If I were to hire me, here are a few things that I would keep in mind.
- Most engineers accumulate charges on an hourly basis. Sucessful project budgets typically have a reasonable time line, and not a lot of delays or drawn out schedule. More time usually equals more charges.
- Who do you interact best with in your social circle? People that treat each other the way they would like to be treated typically receive the best services. Everyone is excited to work with clients that are fair, understanding, pay on time, and generally a pleasure to spend time with. More importantly, when good clients are in a bind, you can be sure their engineer/scientist will do all they can to help out in a time of need!
- The cheapest labor rate staff aren’t necessarily the most efficient. If it takes a $90/hr junior scientist 4 hours to do what a $160/hr scientist could do in 2 hours, it costs more…..and the $160/hr scientist probably still has to spend time helping the young engineer.
- There are good people everywhere. The biggest and smallest of companies have exceptional and not-so-exceptional people, and different folks appreciate different people characteristics. Who are the people that you will be working with, regardless of the company?

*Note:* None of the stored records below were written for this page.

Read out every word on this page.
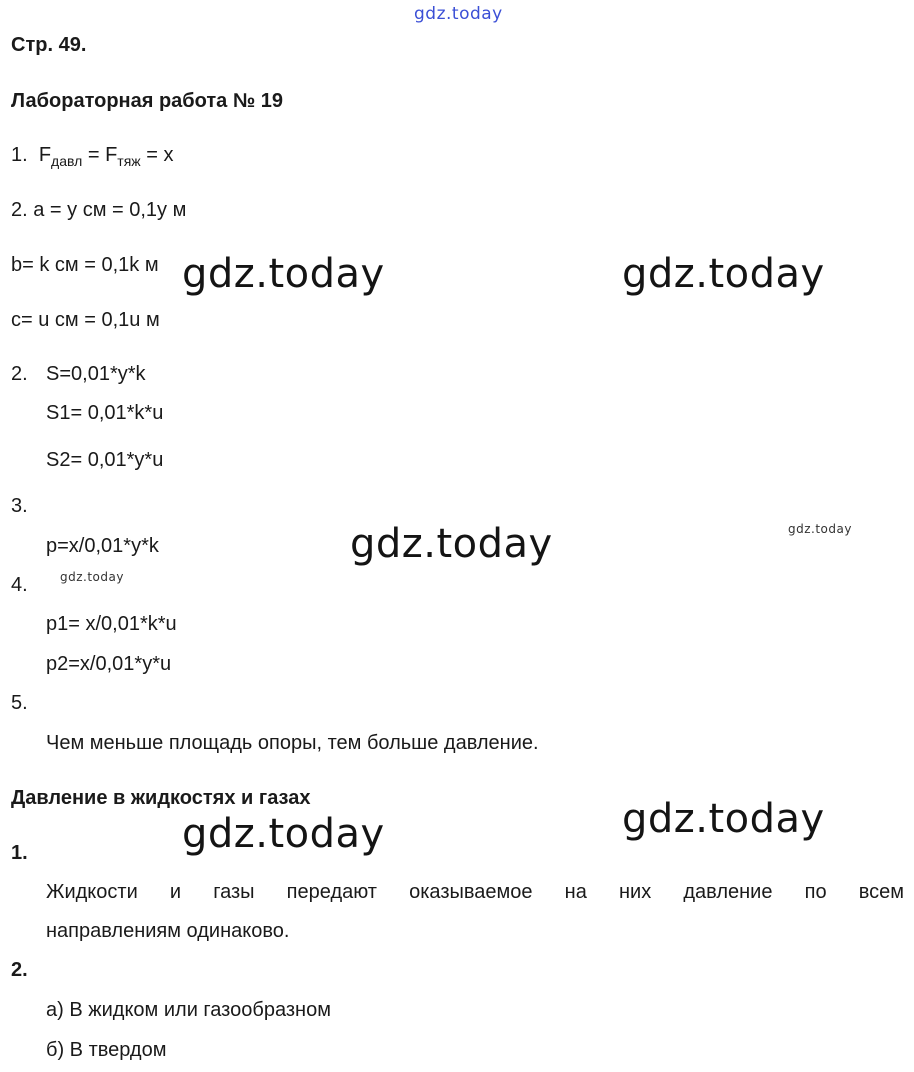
gdz.today
gdz.today	gdz.today
gdz.today	gdz.today
gdz.today
gdz.today
gdz.today
Стр. 49.
Лабораторная работа № 19
1. $F_{давл} = F_{тяж} = x$
2. a = y см = 0,1y м
b= k см = 0,1k м
c= u см = 0,1u м
2. S=0,01*y*k
S1= 0,01*k*u
S2= 0,01*y*u
3.
p=x/0,01*y*k
4.
p1= x/0,01*k*u
p2=x/0,01*y*u
5.
Чем меньше площадь опоры, тем больше давление.
Давление в жидкостях и газах
1.
Жидкости и газы передают оказываемое на них давление по всем
направлениям одинаково.
2.
а) В жидком или газообразном
б) В твердом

- Property access agreements can be done by anyone. It isn’t necessarily the best use of budget to have an engineer or scientist negotiate property access. Anything that can be done to allow and engineering/scientist to focus more quickly on what they do best, typically will reduce project time (and budget).
- How engaged do I need to be? Do meetings or status reports every day or week add value or just run up the budget and delay progress? What are the key elements that need to be reviewed prior to proceeding?
- Many times the best technical people aren’t the most practical or efficient people.
Maybe I am correct, maybe not. These are just some things I have learned from people smarter than me, or based on my own experience.